Dramatic overhaul of college remedial education is needed, says report from national coalition
An immediate and dramatic transformation in remedial education is needed at the college level, says a report just issued by a national coalition of education researchers and advocates, including the Charles A. Dana Center at The University of Texas at Austin.
Citing groundbreaking research on both the causes of failure and proven successful practices, the "Core Principles for Transforming Remedial Education" recommends that most remedial courses be scrapped. Instead, the majority of students needing remedial support should be placed in standard full-credit college courses that are supplemented with mandatory tutoring, facilitated computer labs, more classroom time and other such measures.

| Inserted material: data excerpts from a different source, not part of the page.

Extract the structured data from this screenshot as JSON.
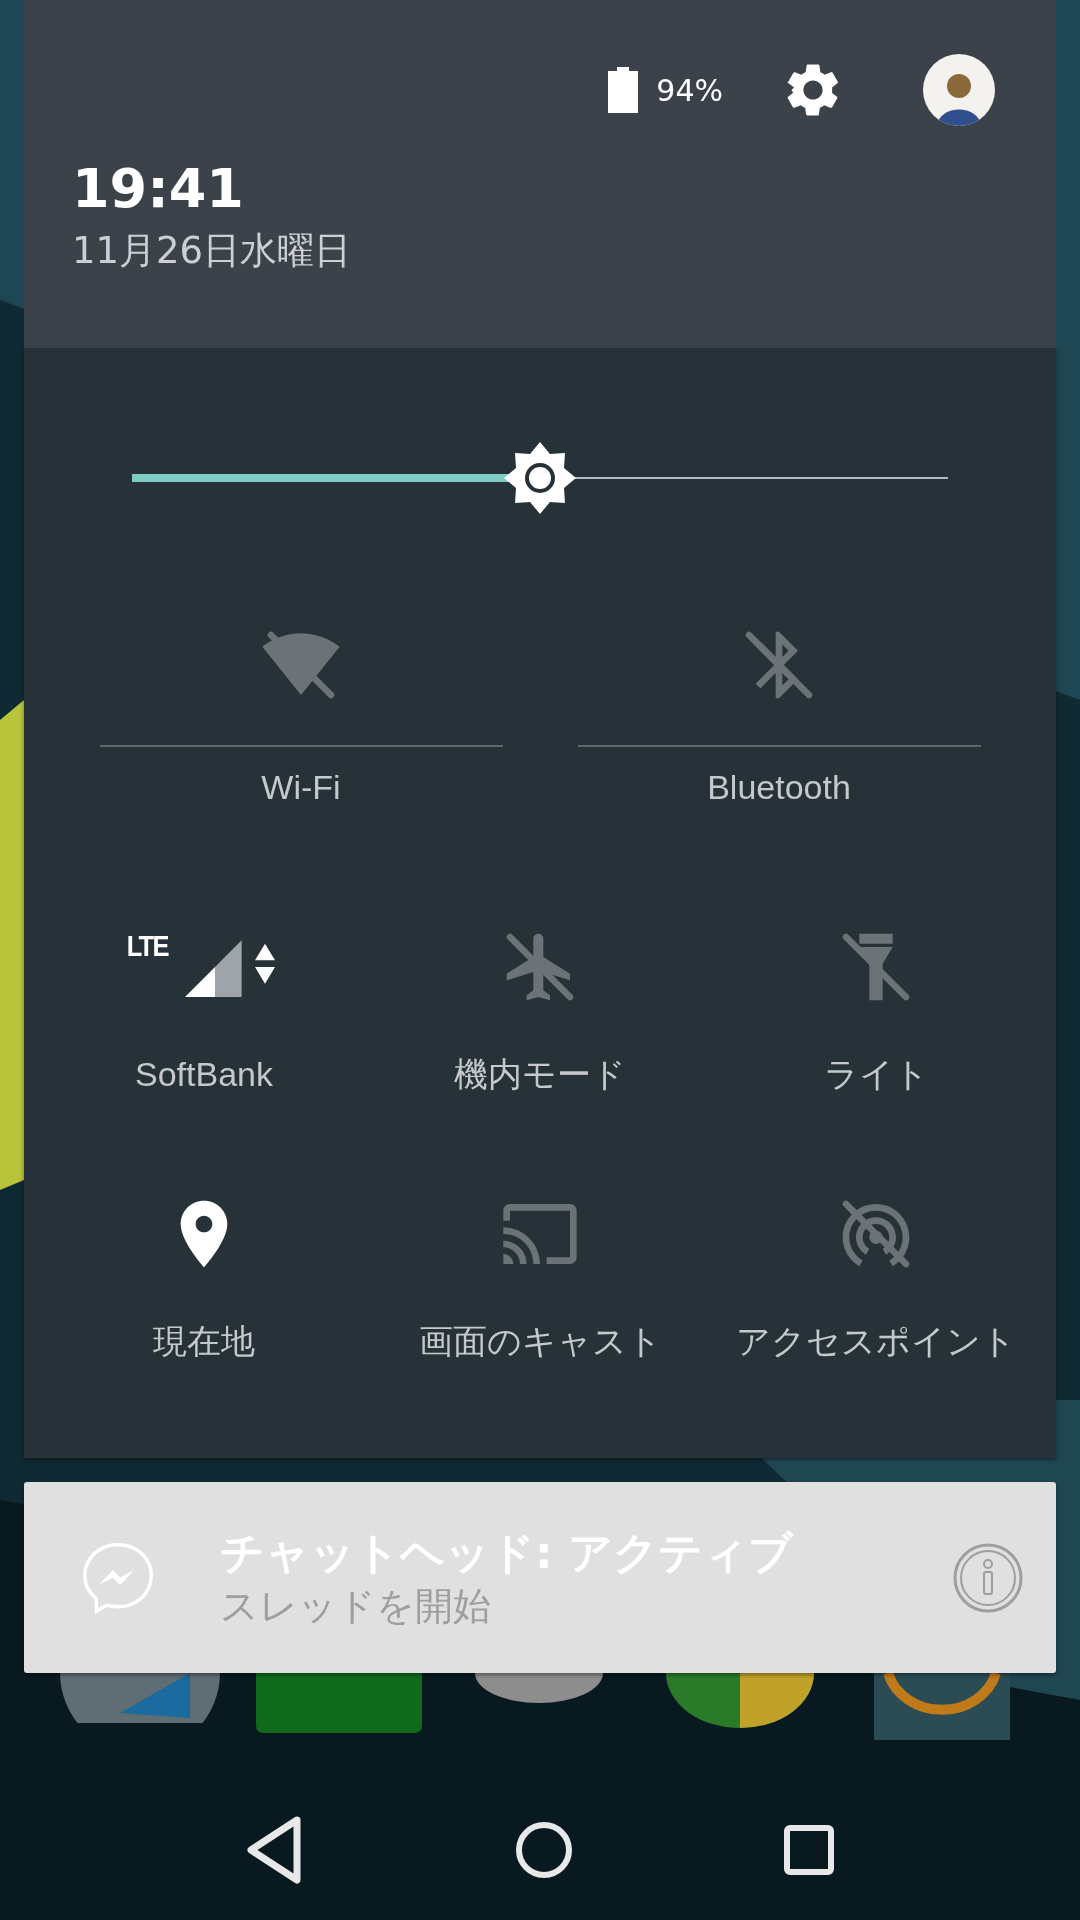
{
  "header": {
    "battery": "94%",
    "time": "19:41",
    "date": "11月26日水曜日"
  },
  "brightness": {
    "level": 0.5
  },
  "tile_rows": [
    {
      "kind": "large",
      "tiles": [
        {
          "kind": "wifi",
          "label": "Wi-Fi",
          "on": false
        },
        {
          "kind": "bluetooth",
          "label": "Bluetooth",
          "on": false
        }
      ]
    },
    {
      "kind": "small",
      "tiles": [
        {
          "kind": "cellular",
          "badge": "LTE",
          "label": "SoftBank",
          "on": true
        },
        {
          "kind": "airplane",
          "label": "機内モード",
          "on": false
        },
        {
          "kind": "flashlight",
          "label": "ライト",
          "on": false
        }
      ]
    },
    {
      "kind": "small",
      "tiles": [
        {
          "kind": "location",
          "label": "現在地",
          "on": true
        },
        {
          "kind": "cast",
          "label": "画面のキャスト",
          "on": false
        },
        {
          "kind": "hotspot",
          "label": "アクセスポイント",
          "on": false
        }
      ]
    }
  ],
  "notification": {
    "title": "チャットヘッド: アクティブ",
    "text": "スレッドを開始"
  }
}
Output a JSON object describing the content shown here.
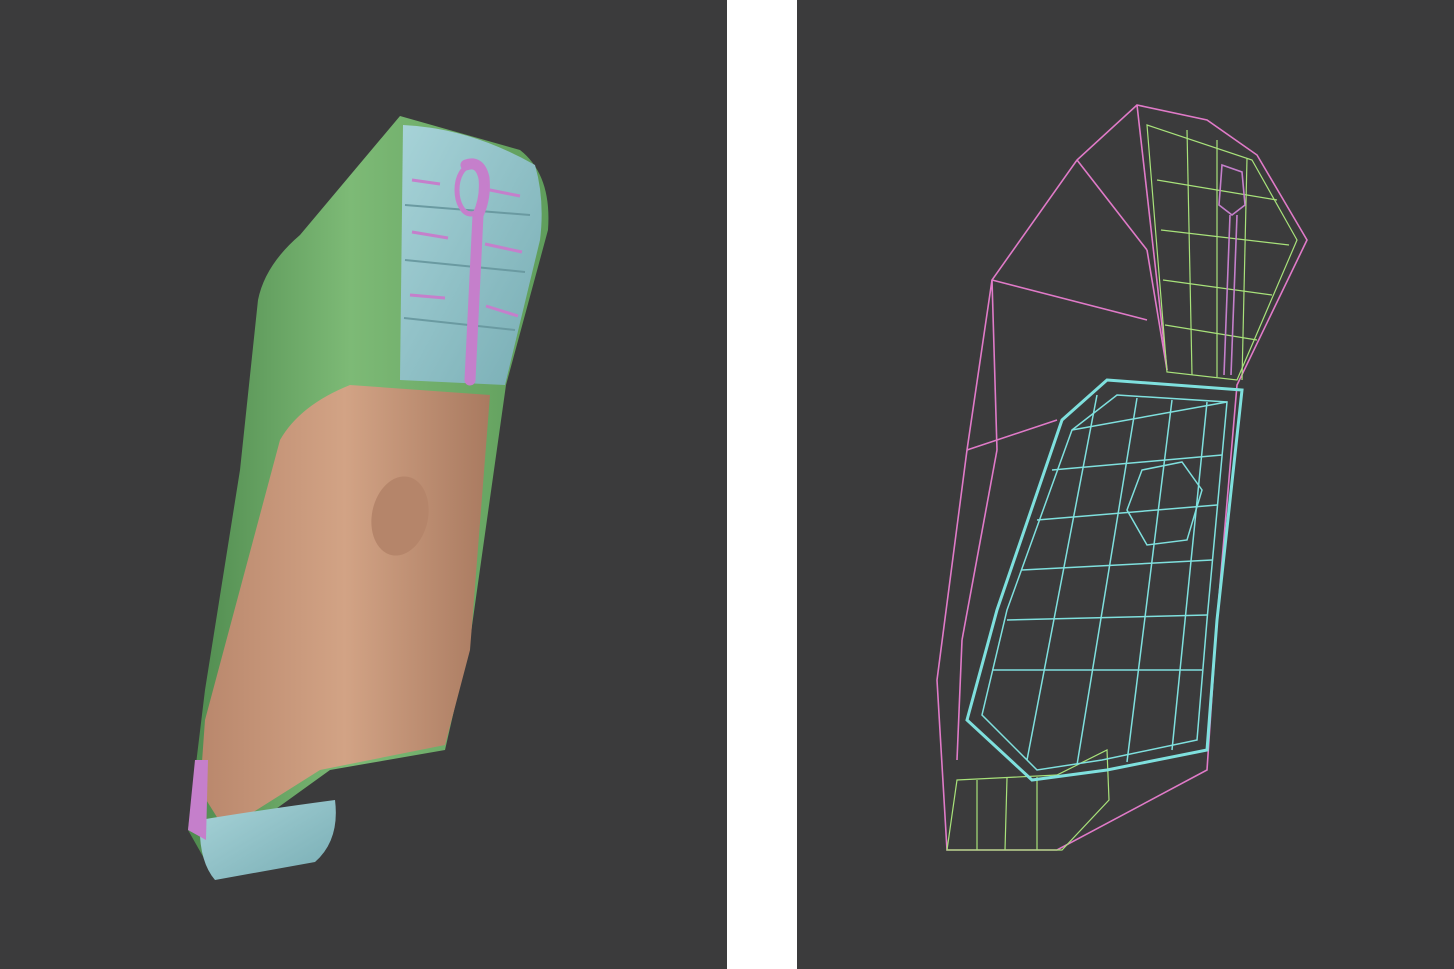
{
  "background": "#3b3b3c",
  "gutter_color": "#ffffff",
  "palette": {
    "green_shell": "#74b26f",
    "blue_face": "#8fc1c8",
    "purple_inset": "#c57fcb",
    "tan_grip": "#c4967a",
    "wire_pink": "#e07ac8",
    "wire_cyan": "#7fe0de",
    "wire_lime": "#a8e27a"
  },
  "panels": [
    {
      "name": "shaded-model",
      "kind": "polygroup-shaded"
    },
    {
      "name": "wireframe-model",
      "kind": "polygroup-wireframe"
    }
  ]
}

The report was jointly issued by the Dana Center, Complete College America, Education Commission of the States, and Jobs for the Future.

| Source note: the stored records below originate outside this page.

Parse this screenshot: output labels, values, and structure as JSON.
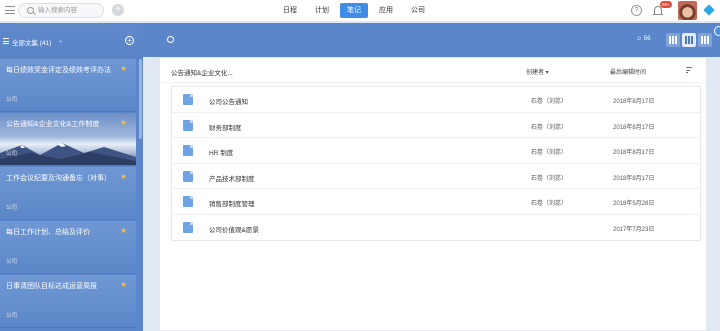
{
  "search": {
    "placeholder": "输入搜索内容"
  },
  "nav": {
    "tabs": [
      "日程",
      "计划",
      "笔记",
      "应用",
      "公司"
    ],
    "active_tab": "笔记"
  },
  "notifications": {
    "badge": "99+"
  },
  "sidebar": {
    "title": "全部文集 (41)",
    "items": [
      {
        "title": "每日绩效奖金评定及绩效考评办法",
        "tag": "公司",
        "starred": true
      },
      {
        "title": "公告通知&企业文化&工作制度",
        "tag": "公司",
        "starred": true,
        "active": true
      },
      {
        "title": "工作会议纪要及沟通备忘（对事）",
        "tag": "公司",
        "starred": true
      },
      {
        "title": "每日工作计划、总结及评价",
        "tag": "公司",
        "starred": true
      },
      {
        "title": "日事清团队目标达成运营周报",
        "tag": "公司",
        "starred": true
      }
    ]
  },
  "main": {
    "member_count": "56",
    "panel_title": "公告通知&企业文化...",
    "columns": {
      "creator": "创建者",
      "time": "最后编辑时间"
    },
    "rows": [
      {
        "name": "公司公告通知",
        "creator": "石卷（刘蕊）",
        "time": "2018年8月17日"
      },
      {
        "name": "财务部制度",
        "creator": "石卷（刘蕊）",
        "time": "2018年8月17日"
      },
      {
        "name": "HR 制度",
        "creator": "石卷（刘蕊）",
        "time": "2018年8月17日"
      },
      {
        "name": "产品技术部制度",
        "creator": "石卷（刘蕊）",
        "time": "2018年8月17日"
      },
      {
        "name": "销售部制度管理",
        "creator": "石卷（刘蕊）",
        "time": "2018年5月28日"
      },
      {
        "name": "公司价值观&愿景",
        "creator": "",
        "time": "2017年7月23日"
      }
    ]
  },
  "colors": {
    "accent": "#3f8be8",
    "sidebar": "#5b86c9",
    "star": "#f5c242",
    "doc_icon": "#6ea4e6"
  }
}
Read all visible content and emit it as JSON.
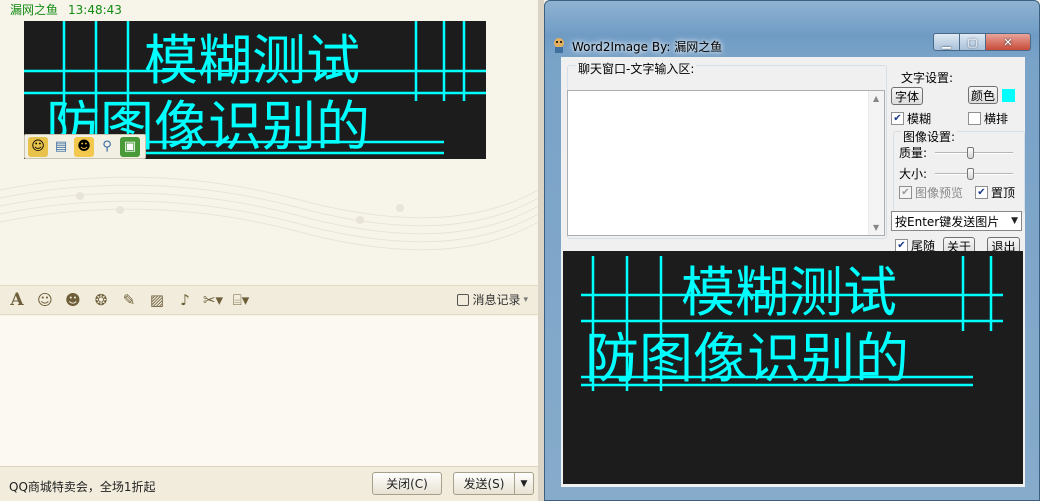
{
  "qq": {
    "sender": "漏网之鱼",
    "time": "13:48:43",
    "image_text_line1": "模糊测试",
    "image_text_line2": "防图像识别的",
    "history_label": "消息记录",
    "promo": "QQ商城特卖会，全场1折起",
    "close_label": "关闭(C)",
    "send_label": "发送(S)",
    "toolbar_icons": [
      "font-icon",
      "emoji-icon",
      "face-icon",
      "magic-face-icon",
      "edit-icon",
      "image-icon",
      "music-icon",
      "scissors-icon",
      "toolbox-icon"
    ],
    "image_toolbar_icons": [
      "emoticon-add-icon",
      "save-icon",
      "smiley-icon",
      "magnifier-icon",
      "send-image-icon"
    ]
  },
  "w2i": {
    "title": "Word2Image By: 漏网之鱼",
    "input_group_label": "聊天窗口-文字输入区:",
    "text_settings_label": "文字设置:",
    "font_button": "字体",
    "color_button": "颜色",
    "blur_label": "模糊",
    "blur_checked": true,
    "horizontal_label": "横排",
    "horizontal_checked": false,
    "image_settings_label": "图像设置:",
    "quality_label": "质量:",
    "quality_value": 0.45,
    "size_label": "大小:",
    "size_value": 0.45,
    "preview_label": "图像预览",
    "preview_checked": true,
    "top_label": "置顶",
    "top_checked": true,
    "send_mode_value": "按Enter键发送图片",
    "follow_label": "尾随",
    "follow_checked": true,
    "about_button": "关于",
    "exit_button": "退出",
    "accent_color": "#00ffff"
  }
}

"Many more unprepared students can succeed when they receive needed academic and other supports in the context of college-level courses, not as a prerequisite to them," said Richard Kazis, senior vice president of Jobs for the Future.
The multiple research studies that serve as the basis for the organizations' joint statement conclude that far too many college students are referred to remedial education courses and few ever complete their assigned remedial sequences. The resulting attrition is severe: For every 10 students assigned to three or more semesters of remedial English, fewer than three ever complete the associated college-level gateway English course for which they were preparing.

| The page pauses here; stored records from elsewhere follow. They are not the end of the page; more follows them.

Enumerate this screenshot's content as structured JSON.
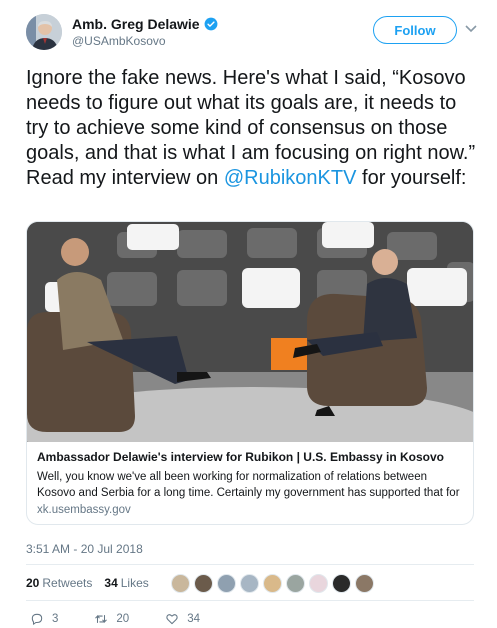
{
  "author": {
    "name": "Amb. Greg Delawie",
    "handle": "@USAmbKosovo"
  },
  "follow_label": "Follow",
  "tweet": {
    "text_before": "Ignore the fake news. Here's what I said, “Kosovo needs to figure out what its goals are, it needs to try to achieve some kind of consensus on those goals, and that is what I am focusing on right now.” Read my interview on ",
    "mention": "@RubikonKTV",
    "text_after": " for yourself:"
  },
  "card": {
    "title": "Ambassador Delawie's interview for Rubikon | U.S. Embassy in Kosovo",
    "description": "Well, you know we've all been working for normalization of relations between Kosovo and Serbia for a long time. Certainly my government has supported that for a long t...",
    "url": "xk.usembassy.gov"
  },
  "timestamp": "3:51 AM - 20 Jul 2018",
  "stats": {
    "retweets_count": "20",
    "retweets_label": "Retweets",
    "likes_count": "34",
    "likes_label": "Likes"
  },
  "likers": [
    "#c9b79c",
    "#6b5b4b",
    "#8fa0b0",
    "#a7b6c4",
    "#d9b98a",
    "#9aa5a0",
    "#e9d6dd",
    "#2a2a2a",
    "#8b7866"
  ],
  "actions": {
    "replies": "3",
    "retweets": "20",
    "likes": "34"
  },
  "colors": {
    "accent": "#1da1f2",
    "link": "#1b95e0",
    "muted": "#657786"
  }
}
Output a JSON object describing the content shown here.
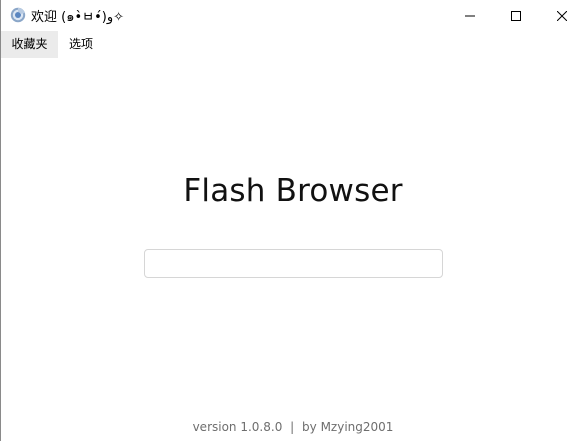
{
  "window": {
    "title": "欢迎 (๑•̀ㅂ•́)و✧",
    "icon": "browser-app-icon"
  },
  "menu": {
    "items": [
      {
        "label": "收藏夹"
      },
      {
        "label": "选项"
      }
    ]
  },
  "main": {
    "title": "Flash Browser",
    "search": {
      "value": "",
      "placeholder": ""
    }
  },
  "footer": {
    "version": "version 1.0.8.0",
    "separator": "|",
    "author": "by Mzying2001"
  },
  "colors": {
    "active_menu_bg": "#ebebeb",
    "footer_text": "#6e6e6e",
    "input_border": "#d6d6d6"
  }
}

The numbers are worse for those assigned to three or more semesters of remedial math, with only 1 in 10 successfully passing their first-year college-level math course.
The report also calls for better alignment between the content of required first-year gateway courses and students' chosen programs of study or majors. When gateway courses contain material that is unnecessary or irrelevant to success in selected careers, the result is that many students are tripped up in their pursuit of a credential while studying content that they do not need.
"This is especially important in math, which is the most significant barrier to college success for remedial students," said Uri Treisman, director of the Charles A. Dana Center at The University of Texas at Austin. "Too many students today are required to pass college-level algebra when statistics or quantitative literacy would be much more appropriate preparation."
The organizations sum up their joint statement with a call for urgent action to transform remediation.
"Research and best practice make it crystal clear that immediate, large-scale changes are needed and can be accomplished to successfully transform remediation into a gateway to college graduation for millions of students," said Jeremy Anderson, president of Education Commission of the States. "Governors, legislators and higher education leaders should embrace these core principles to significantly boost college completion and secure their states' economic future."